In a way, this is total overkill for a static site. If I have the repo cloned on my machine and I want to publish a new post, I can do it in two commands:
stack exec site build scp -r \_site/ email@example.com:/var/www/www.mrlee.dev/
It's flawed compared to using
rsync, as it won't remove existing files, but it does the job in less than a second or two.
The thing is, this isn't so quick if I want to publish a post from a different computer that doesn't have any programming tools installed. I would have to install
stack 1, which is a build tool for Haskell, and then I would have to run
stack build. This can take at least half an hour as the command will pull down the correct version of
GHC and a 'snapshot' (basically a huge collection of all the Hackage2 libraries available for that build) before it even thinks about compiling my
site.hs file. It also means to committing a few gigs of storage space for all of that.
I like to write from my little Surface Pro when I'm out and about, so I'd rather not do a full-blown compilation on that for the sake of my battery. Enter Azure DevOps Pipelines3.

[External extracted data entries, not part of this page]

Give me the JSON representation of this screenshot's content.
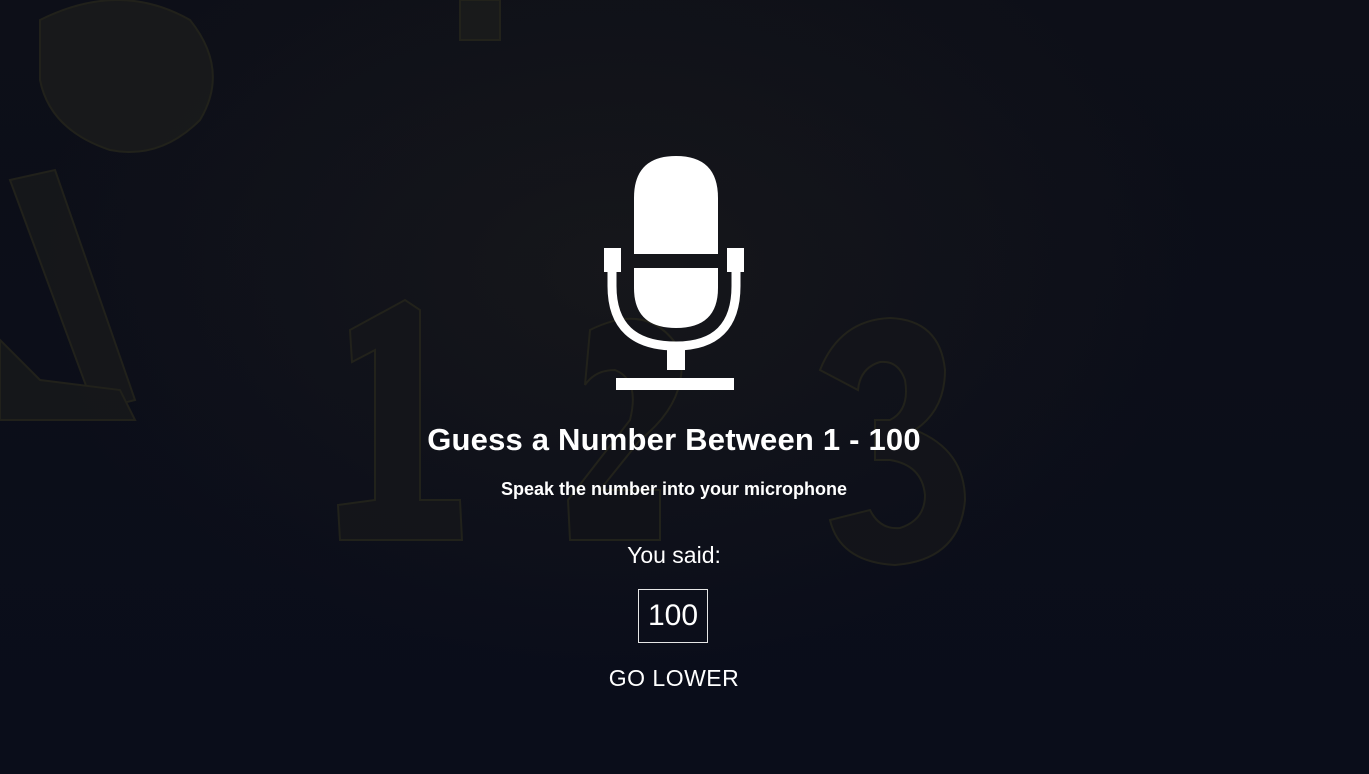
{
  "game": {
    "title": "Guess a Number Between 1 - 100",
    "subtitle": "Speak the number into your microphone",
    "you_said_label": "You said:",
    "last_guess": "100",
    "hint": "GO LOWER"
  },
  "icons": {
    "main": "microphone-icon"
  },
  "colors": {
    "background": "#0b0e19",
    "text": "#ffffff",
    "background_numbers": "#2a2a22"
  }
}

I've been keen on playing with these pipelines for a while, and much like any dev-tool, it has a free tier for open source repos. So does Github Actions4, which actually shares some of the underlying architecture of DevOps Pipelines, but I wanted to play with something different.
Let's do a step-by-step walk through my setup.

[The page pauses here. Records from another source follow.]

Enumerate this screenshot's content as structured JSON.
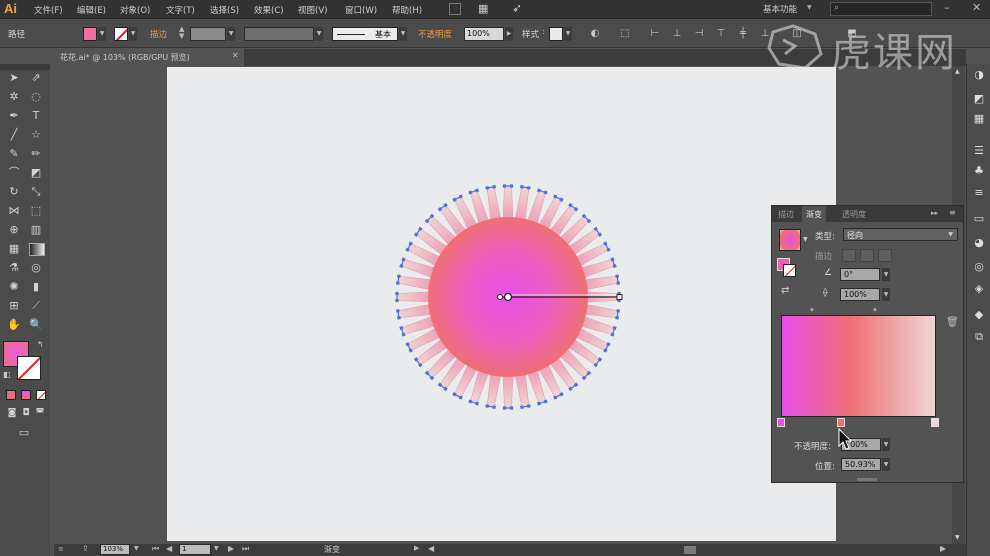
{
  "app": {
    "logo": "Ai"
  },
  "menu": [
    "文件(F)",
    "编辑(E)",
    "对象(O)",
    "文字(T)",
    "选择(S)",
    "效果(C)",
    "视图(V)",
    "窗口(W)",
    "帮助(H)"
  ],
  "workspace": {
    "label": "基本功能",
    "search_placeholder": ""
  },
  "control_bar": {
    "selection_label": "路径",
    "stroke_label": "描边",
    "stroke_style": "基本",
    "opacity_label": "不透明度",
    "opacity_value": "100%",
    "style_label": "样式"
  },
  "document": {
    "tab_title": "花花.ai* @ 103% (RGB/GPU 预览)"
  },
  "gradient_panel": {
    "tabs": [
      "描边",
      "渐变",
      "透明度"
    ],
    "active_tab": "渐变",
    "type_label": "类型:",
    "type_value": "径向",
    "stroke_label": "描边",
    "angle_value": "0°",
    "aspect_value": "100%",
    "opacity_label": "不透明度:",
    "opacity_value": "100%",
    "position_label": "位置:",
    "position_value": "50.93%",
    "stops": [
      {
        "color": "#e84ee8",
        "position": 0
      },
      {
        "color": "#ef6f73",
        "position": 0.4
      },
      {
        "color": "#eed6d4",
        "position": 1
      }
    ]
  },
  "status": {
    "zoom": "103%",
    "page": "1",
    "tool_name": "渐变"
  },
  "colors": {
    "fill_center": "#e84ee8",
    "fill_edge": "#ef6f73",
    "petal_light": "#eed6d4",
    "anchor": "#4f6fd6"
  },
  "watermark": "虎课网"
}
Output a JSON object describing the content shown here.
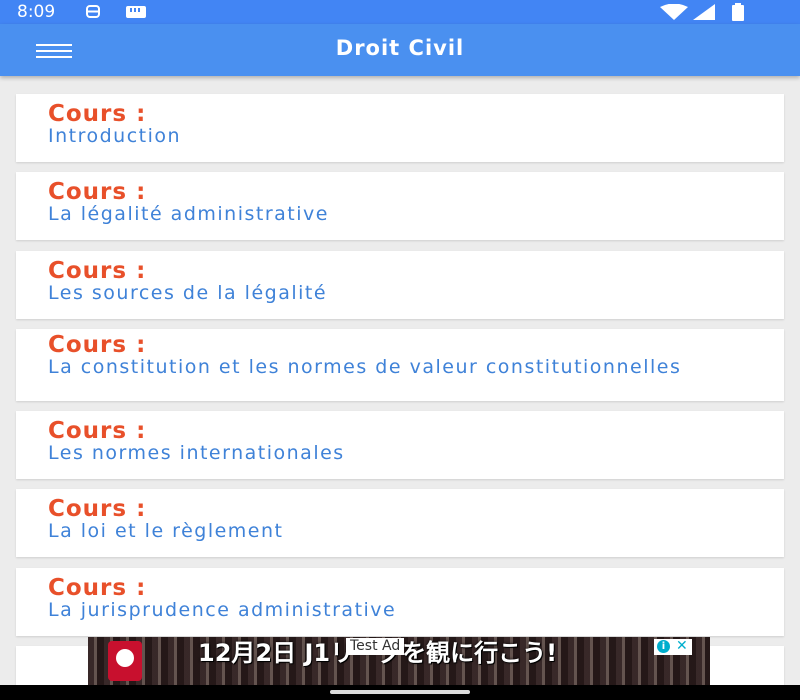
{
  "status_bar": {
    "time": "8:09"
  },
  "app_bar": {
    "title": "Droit Civil"
  },
  "list": [
    {
      "label": "Cours :",
      "title": "Introduction"
    },
    {
      "label": "Cours :",
      "title": "La légalité administrative"
    },
    {
      "label": "Cours :",
      "title": "Les sources de la légalité"
    },
    {
      "label": "Cours :",
      "title": "La constitution et les normes de valeur constitutionnelles"
    },
    {
      "label": "Cours :",
      "title": "Les normes internationales"
    },
    {
      "label": "Cours :",
      "title": "La loi et le règlement"
    },
    {
      "label": "Cours :",
      "title": "La jurisprudence administrative"
    }
  ],
  "ad": {
    "label": "Test Ad",
    "headline": "12月2日 J1リーグを観に行こう!",
    "info_icon": "info-icon",
    "close_icon": "close-icon"
  },
  "colors": {
    "app_bar": "#4a90f0",
    "status_bar": "#4285f4",
    "label": "#e8502a",
    "subtitle": "#3f82d8",
    "background": "#ececec"
  }
}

trigger: - master pool: vmImage: 'ubuntu-latest'
This is pretty much CI boilerplate. The build will run on any PR that targets
master, and it uses Ubuntu as the underlying image. I'm not doing any Docker stuff here.

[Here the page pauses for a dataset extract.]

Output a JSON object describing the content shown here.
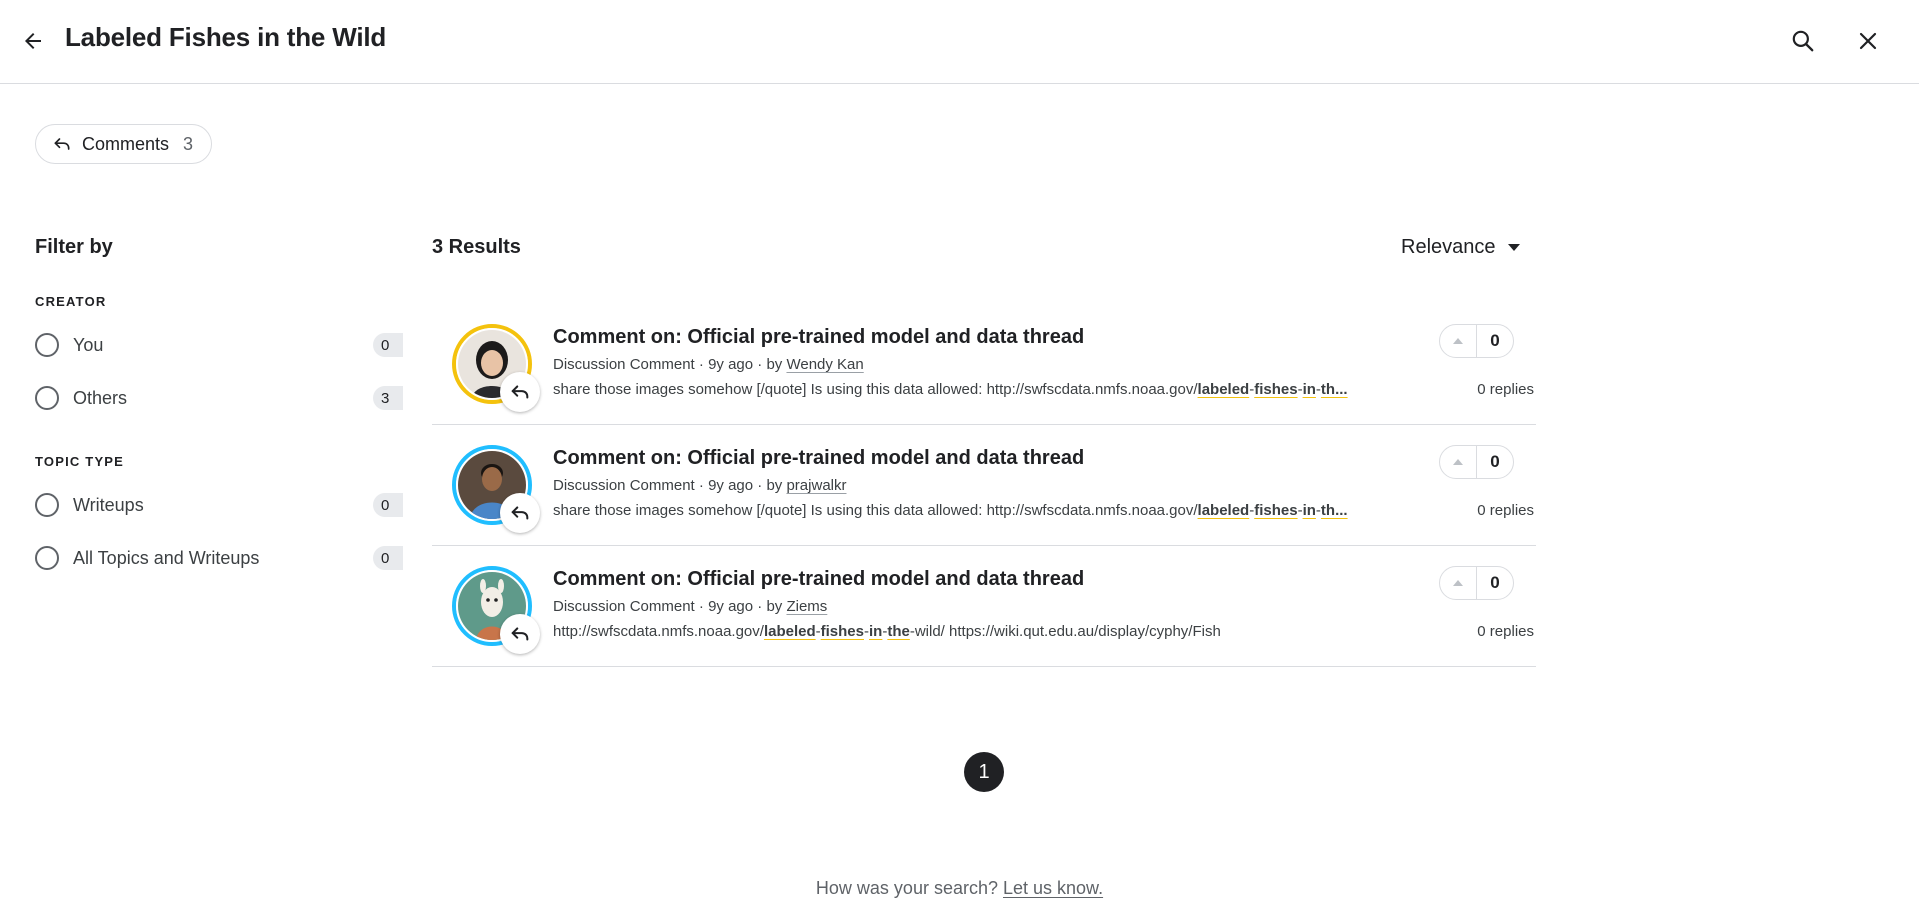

jobs: - job: build steps: ...
I only have a couple of jobs in this pipeline, to keep it simple. The next bunch of steps are nested under this.
- script: | mkdir -p ~/.local/bin $(Build.BinariesDirectory) curl -L https://get.haskellstack.org/stable/linux-x86_64.tar.gz | tar xz --wildcards --strip-components=1 -C ~/.local/bin '*/stack' displayName: Install Stack
Won't get far without grabbing the latest stable Stack binary.
- task: Cache@2 displayName: Cache Stack/GHC snapshot inputs: key: 'stack | root' path: .stack/ cacheHitVar: 'STACK_SNAPSHOT_RESTORED'
Later on there will be a step that runs
stack build, which will take about 40 minutes in CI. It would be a waste to repeatedly download all of that, so I'm caching the root stack folder for good measure. The
cacheHitVar is something we will reference later.
- task: Cache@2 displayName: Cache local stack deps inputs: key: 'stack | stack.yaml.lock' path: .stack-work/ cacheHitVar: 'STACK_DEPS_RESTORED'
This is the same as the last step, but it's for the dependencies my static site requires. I want to cache these separately so adding a new project dependency doesn't force a full refresh of the Stack snapshot.
- script: | export PATH=$HOME/.local/bin:$PATH stack --no-terminal --stack-root $(System.DefaultWorkingDirectory)/.stack setup displayName: Build Snapshot condition: ne(variables.STACK_SNAPSHOT_RESTORED, 'true')
STACK_SNAPSHOT_RESTORED condition at the bottom there? This step sets up GHC and the Stack snapshot, but only if one wasn't restored from the cache. If the cache has it, then it will have alread been fetched.
- script: | export PATH=$HOME/.local/bin:$PATH stack --no-terminal --stack-root $(System.DefaultWorkingDirectory)/.stack build displayName: Build Dependencies condition: ne(variables.STACK_DEPS_RESTORED, 'true')
This is the same as above, but for the project dependencies. So far so good. We're almost done now.
- script: | export PATH=$HOME/.local/bin:$PATH stack --no-terminal --stack-root $(System.DefaultWorkingDirectory)/.stack install --local-bin-path $(Build.BinariesDirectory) displayName: Build Site Executable
Since I've already run
stack build, this just copies the binary to a different location, which I use to store it as a build artifact.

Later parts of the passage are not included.